I had only one shot. I brute-forced my way through one of the M8s behind me and dropped in a virus that shunted the command hooks over to me. One, two, and three, they all came up in my HUD. I pulled up their specs, vitals, and visual feeds, then took control of them.

The gun went off behind me, and the guy with the syringe jerked as the back of his head blew out. The case fell out of his hand, and the needle spun across the floor as his body fell in a heap. The other two raised their guns, but they were too late; the jacks shot them to pieces.

With the command spokes in place, I had full control of all three. In the feeds they streamed over, I could see what they saw and hear what they heard. It was like being back in the grind.

Orders?

“Get me off this b—” I started to say, when a sharp pain stabbed me in the gut. It hurt like hell, and my link to the revivors almost cut when the JZI’s power dropped.

What the hell was that?

I pulled inventory from the jacks; they each had a sidearm, extra ammo, and three grenades.

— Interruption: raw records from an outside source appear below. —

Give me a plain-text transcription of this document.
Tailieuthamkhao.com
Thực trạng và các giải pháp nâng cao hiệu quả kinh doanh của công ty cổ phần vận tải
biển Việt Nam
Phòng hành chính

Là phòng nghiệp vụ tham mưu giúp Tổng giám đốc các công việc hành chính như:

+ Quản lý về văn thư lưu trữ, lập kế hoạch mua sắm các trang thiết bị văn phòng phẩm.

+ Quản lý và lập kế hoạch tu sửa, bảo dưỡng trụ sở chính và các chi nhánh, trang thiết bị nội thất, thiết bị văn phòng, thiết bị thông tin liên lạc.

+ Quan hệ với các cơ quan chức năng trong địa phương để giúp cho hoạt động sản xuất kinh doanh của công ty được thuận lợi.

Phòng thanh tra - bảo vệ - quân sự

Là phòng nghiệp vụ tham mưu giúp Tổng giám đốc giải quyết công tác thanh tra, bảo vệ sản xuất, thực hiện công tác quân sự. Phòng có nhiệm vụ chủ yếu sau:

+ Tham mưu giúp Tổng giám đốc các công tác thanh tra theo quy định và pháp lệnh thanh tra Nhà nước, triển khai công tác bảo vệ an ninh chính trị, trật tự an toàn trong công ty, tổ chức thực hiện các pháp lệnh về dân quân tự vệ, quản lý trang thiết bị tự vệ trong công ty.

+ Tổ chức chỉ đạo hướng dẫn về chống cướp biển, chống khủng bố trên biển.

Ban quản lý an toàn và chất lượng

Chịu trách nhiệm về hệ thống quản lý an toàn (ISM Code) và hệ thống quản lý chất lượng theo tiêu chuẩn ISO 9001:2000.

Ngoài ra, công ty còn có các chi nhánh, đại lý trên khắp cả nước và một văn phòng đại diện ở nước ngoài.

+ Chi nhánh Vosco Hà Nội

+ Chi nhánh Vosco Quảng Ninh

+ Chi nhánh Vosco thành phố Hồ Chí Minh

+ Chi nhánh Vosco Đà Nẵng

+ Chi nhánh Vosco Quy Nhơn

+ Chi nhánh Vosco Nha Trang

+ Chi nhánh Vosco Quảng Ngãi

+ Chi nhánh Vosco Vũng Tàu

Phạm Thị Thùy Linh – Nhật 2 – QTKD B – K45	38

They were all strapped with enough C4 to sink the ship. I used another virus to turn off their inhibitors.

Orders?

“Get me the fuck off this boat now—”

The room spun, and I felt like I’d been drugged again. I set off a stim to cut through it as warnings flew past. My heart rate had dropped, but as the chemicals spread through my bloodstream, it spiked back up.

The pain hit again, worse this time. It felt like a hot coal in my gut.

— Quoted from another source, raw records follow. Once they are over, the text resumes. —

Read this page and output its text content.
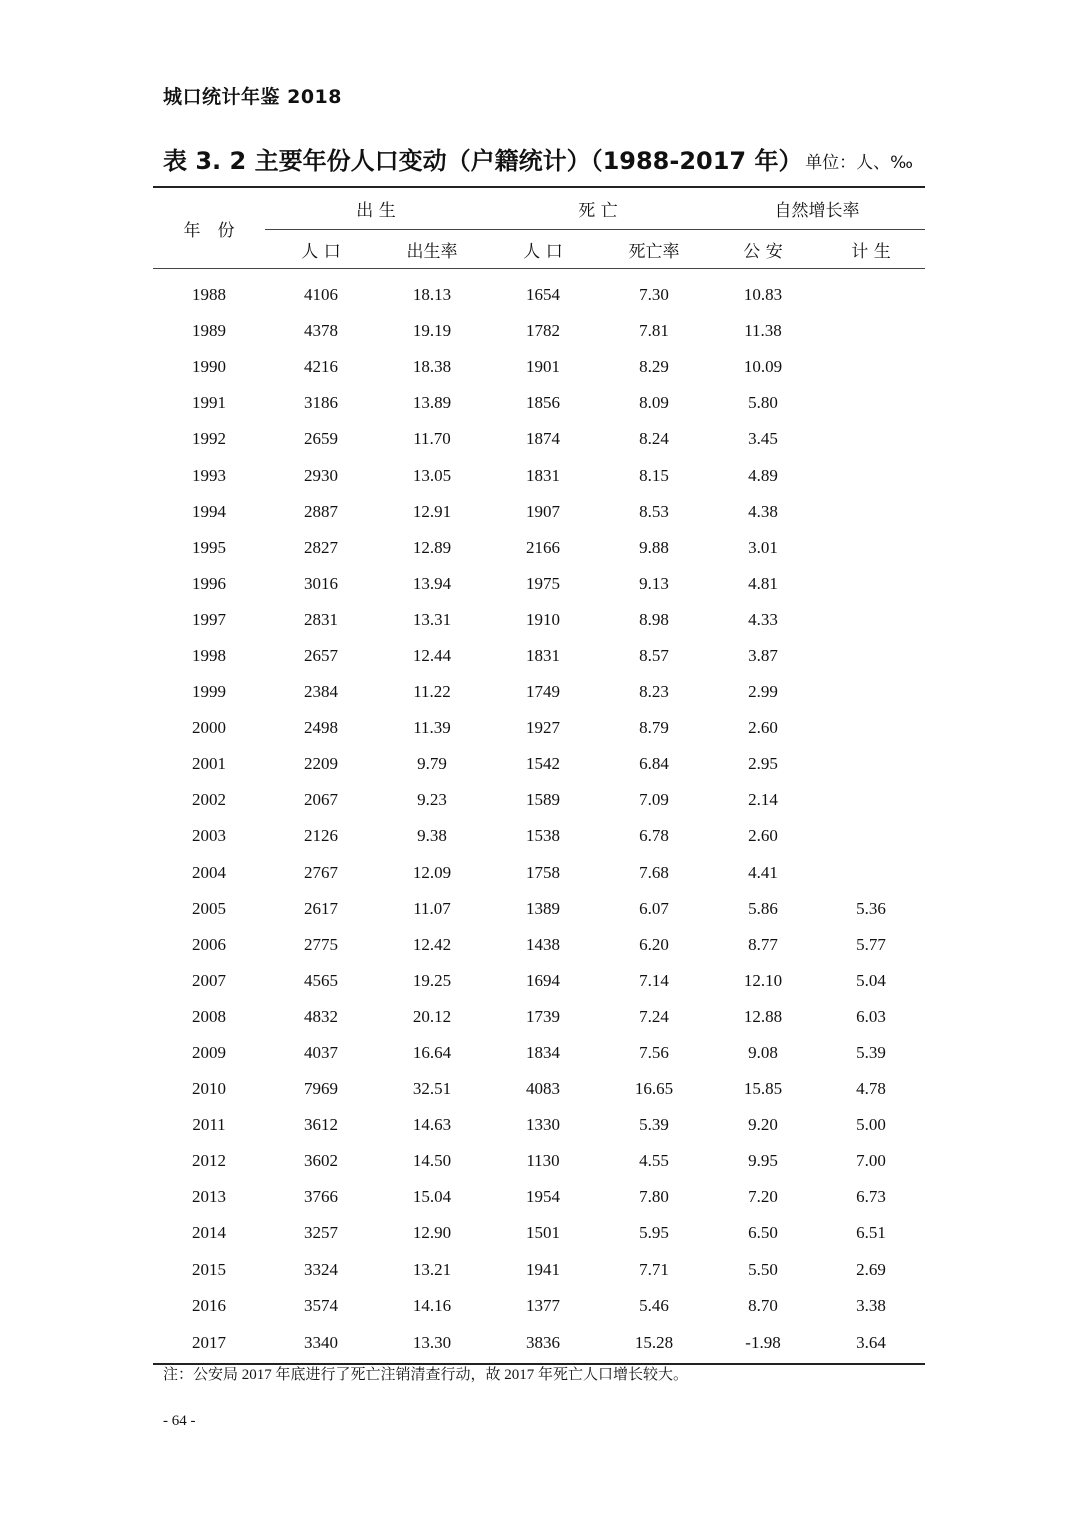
城口统计年鉴 2018
表 3. 2 主要年份人口变动（户籍统计）（1988-2017 年） 单位：人、‰
年　份	出 生		死 亡		自然增长率	
	人 口	出生率	人 口	死亡率	公 安	计 生
1988	4106	18.13	1654	7.30	10.83	
1989	4378	19.19	1782	7.81	11.38	
1990	4216	18.38	1901	8.29	10.09	
1991	3186	13.89	1856	8.09	5.80	
1992	2659	11.70	1874	8.24	3.45	
1993	2930	13.05	1831	8.15	4.89	
1994	2887	12.91	1907	8.53	4.38	
1995	2827	12.89	2166	9.88	3.01	
1996	3016	13.94	1975	9.13	4.81	
1997	2831	13.31	1910	8.98	4.33	
1998	2657	12.44	1831	8.57	3.87	
1999	2384	11.22	1749	8.23	2.99	
2000	2498	11.39	1927	8.79	2.60	
2001	2209	9.79	1542	6.84	2.95	
2002	2067	9.23	1589	7.09	2.14	
2003	2126	9.38	1538	6.78	2.60	
2004	2767	12.09	1758	7.68	4.41	
2005	2617	11.07	1389	6.07	5.86	5.36
2006	2775	12.42	1438	6.20	8.77	5.77
2007	4565	19.25	1694	7.14	12.10	5.04
2008	4832	20.12	1739	7.24	12.88	6.03
2009	4037	16.64	1834	7.56	9.08	5.39
2010	7969	32.51	4083	16.65	15.85	4.78
2011	3612	14.63	1330	5.39	9.20	5.00
2012	3602	14.50	1130	4.55	9.95	7.00
2013	3766	15.04	1954	7.80	7.20	6.73
2014	3257	12.90	1501	5.95	6.50	6.51
2015	3324	13.21	1941	7.71	5.50	2.69
2016	3574	14.16	1377	5.46	8.70	3.38
2017	3340	13.30	3836	15.28	-1.98	3.64
注：公安局 2017 年底进行了死亡注销清查行动，故 2017 年死亡人口增长较大。
- 64 -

“What the fuck did they stick me with?”

I ran a check on my systems and saw that something in there was drawing power. Whatever it was, it wasn’t tied into the JZI’s control system. There was something inside me that didn’t belong there.

Orders?

Give me a layout of this place.

A map blinked on in front of me. There was a helicopter I couldn’t fly up top, and a small ship-to-shore craft down below. I set a route to it.